Gina Myers, left, a volunteer with the Korean American Association of Greater Cleveland, hands another volunteer one of the 350 meals at the Lutheran Metropolitan Ministry's Men's Shelter Monday.
CLEVELAND, Ohio — Hank Burns found a helping hand and a smiling face Monday night when the Korean American Association of Greater Cleveland gave away 350 winter coats and meals at the Lutheran Metropolitan Ministry's Men's Shelter on Lakeside Avenue.
"I appreciate them coming out," said Burns, 53, who worked as a salaried machinist for more than 30 years to be laid off two years ago. "They did a very nice job."
Volunteers served the men chicken, beef, fried rice, dumplings and eggs rolls.
Seung K. Kim, 65, former president of the Korean American Association of Greater Cleveland and the current vice president of The Federation of Midwest Korean-American Association, USA, started the event three years ago, giving away 500 blankets.
"America came over and saved our country during the Korean War," Kim said. "It was so dangerous, so poor. They sacrificed and saved our lives, so now that we are making a living we can buy food and help others."
It took about 35 volunteers to put together this years' dinner and coat giveaway including 10 people from The National Unification Advisory Council in Chicago.
Donald Pak, 52, the current president of the local Korean American Association, immigrated to the U.S. in 1973 with his parents and brother, but he clearly remembers the impoverished conditions many Koreans lived in and is grateful to the American government for stepping in to help the people of his native country.

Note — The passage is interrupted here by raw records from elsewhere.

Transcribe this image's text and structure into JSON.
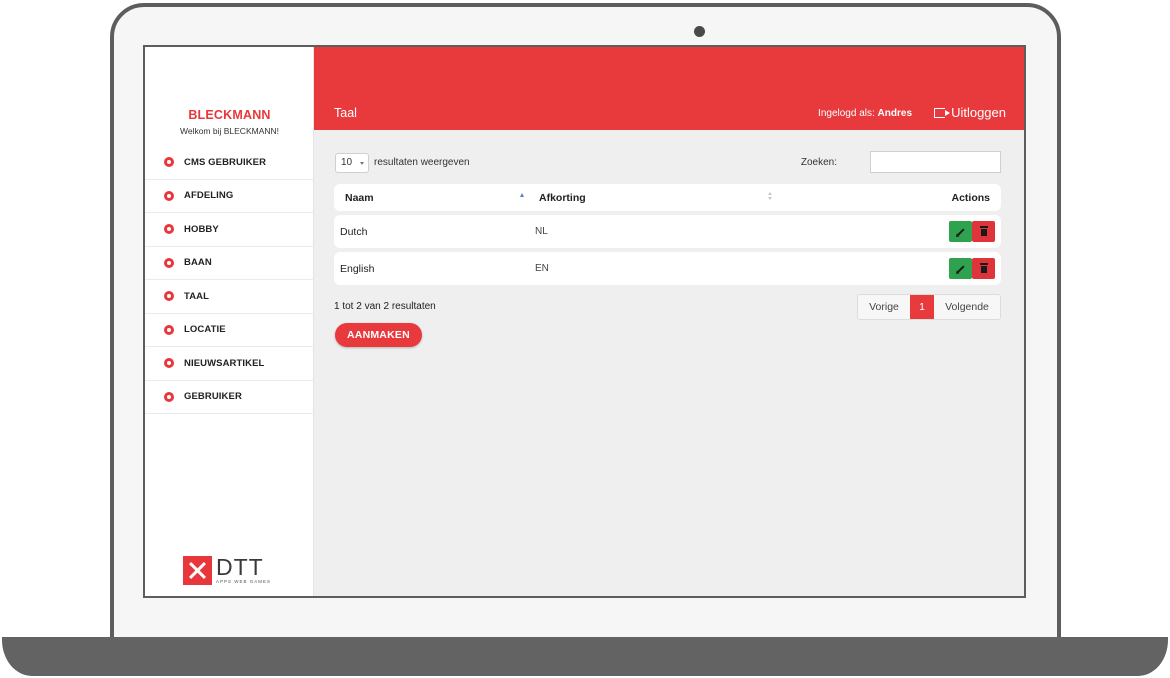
{
  "sidebar": {
    "brand": "BLECKMANN",
    "welcome": "Welkom bij BLECKMANN!",
    "items": [
      {
        "label": "CMS GEBRUIKER"
      },
      {
        "label": "AFDELING"
      },
      {
        "label": "HOBBY"
      },
      {
        "label": "BAAN"
      },
      {
        "label": "TAAL"
      },
      {
        "label": "LOCATIE"
      },
      {
        "label": "NIEUWSARTIKEL"
      },
      {
        "label": "GEBRUIKER"
      }
    ],
    "logo": {
      "word": "DTT",
      "tagline": "APPS WEB GAMES"
    }
  },
  "header": {
    "title": "Taal",
    "logged_in_prefix": "Ingelogd als:",
    "user": "Andres",
    "logout_label": "Uitloggen"
  },
  "toolbar": {
    "page_length": "10",
    "page_length_label": "resultaten weergeven",
    "search_label": "Zoeken:",
    "search_value": ""
  },
  "table": {
    "columns": [
      "Naam",
      "Afkorting",
      "Actions"
    ],
    "rows": [
      {
        "naam": "Dutch",
        "afkorting": "NL"
      },
      {
        "naam": "English",
        "afkorting": "EN"
      }
    ]
  },
  "footer": {
    "info": "1 tot 2 van 2 resultaten",
    "prev": "Vorige",
    "current_page": "1",
    "next": "Volgende",
    "create_label": "AANMAKEN"
  },
  "colors": {
    "accent": "#e8393d",
    "edit": "#2ea24f",
    "delete": "#e0343b"
  }
}
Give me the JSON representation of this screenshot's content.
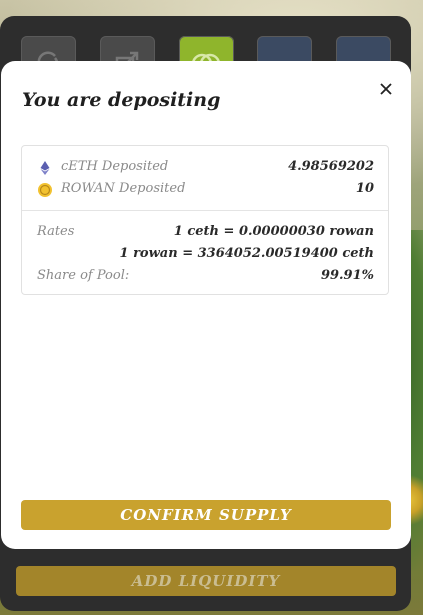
{
  "background_nav": {
    "buttons": [
      {
        "icon": "swap-icon"
      },
      {
        "icon": "export-icon"
      },
      {
        "icon": "pool-rings-icon",
        "active": true
      },
      {
        "icon": "blank-icon"
      },
      {
        "icon": "blank-icon"
      }
    ],
    "add_liquidity_label": "ADD LIQUIDITY"
  },
  "modal": {
    "title": "You are depositing",
    "close_icon": "close-icon",
    "deposits": [
      {
        "icon": "ethereum-icon",
        "label": "cETH Deposited",
        "value": "4.98569202"
      },
      {
        "icon": "rowan-coin-icon",
        "label": "ROWAN Deposited",
        "value": "10"
      }
    ],
    "rates_label": "Rates",
    "rate_1": "1 ceth = 0.00000030 rowan",
    "rate_2": "1 rowan = 3364052.00519400 ceth",
    "share_label": "Share of Pool:",
    "share_value": "99.91%",
    "confirm_label": "CONFIRM SUPPLY"
  },
  "colors": {
    "accent_gold": "#c9a22e",
    "active_green": "#8fb52c",
    "panel_dark": "#2d2d2d"
  }
}
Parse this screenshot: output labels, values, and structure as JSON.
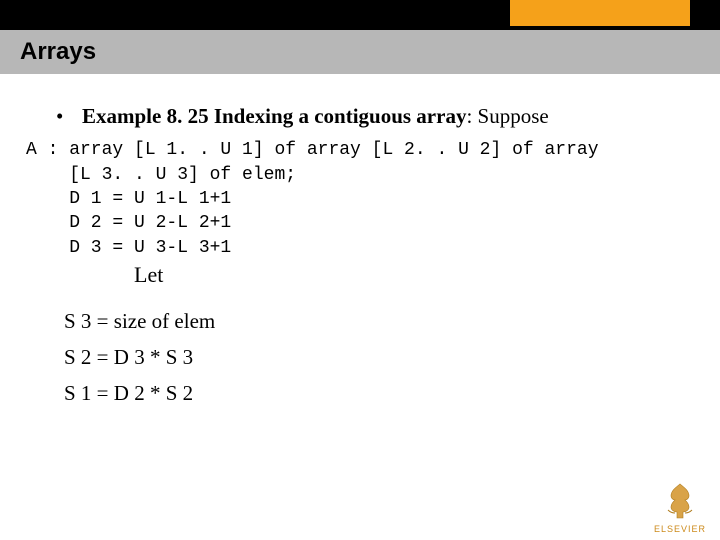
{
  "header": {
    "title": "Arrays"
  },
  "bullet": {
    "heading_bold": "Example 8. 25 Indexing a contiguous array",
    "heading_tail": ": Suppose"
  },
  "code": {
    "l1": "A : array [L 1. . U 1] of array [L 2. . U 2] of array",
    "l2": "    [L 3. . U 3] of elem;",
    "l3": "    D 1 = U 1-L 1+1",
    "l4": "    D 2 = U 2-L 2+1",
    "l5": "    D 3 = U 3-L 3+1",
    "let_word": "Let"
  },
  "serif": {
    "s3": "S 3 = size of elem",
    "s2": "S 2 = D 3 * S 3",
    "s1": "S 1 = D 2 * S 2"
  },
  "logo": {
    "text": "ELSEVIER"
  }
}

"It touches my heart," Pak said.
Pak wanted to continue what Kim started with the homeless shelter as a token of his appreciation to the U.S. and its people. Pak was especially bothered by the fact that many veterans had been displaced and were seeking help from the shelter.
"That hurts me and that's why I want to participate in this type of event," he said. "To serve them, gave them respect, help them to grasp onto hope and give them strength."
No one traveled as far to support the cause than Song Pil-Gak, chairman of the Korean province of Gyeongsangbuk-Do. He has attended and financially supported the event since it began as his way of saying thank you.
"I have participated for three continuous years to give back to the U.S," he said through an interpreter. "When Korean people first came to the U.S. we had suffered from poverty, but we received help from the U.S."
Song said that now that Koreans in the U.S are a little richer they needed to show gratitude.
"We can help people keep warm in the winter and keep hopes and dreams alive," he said.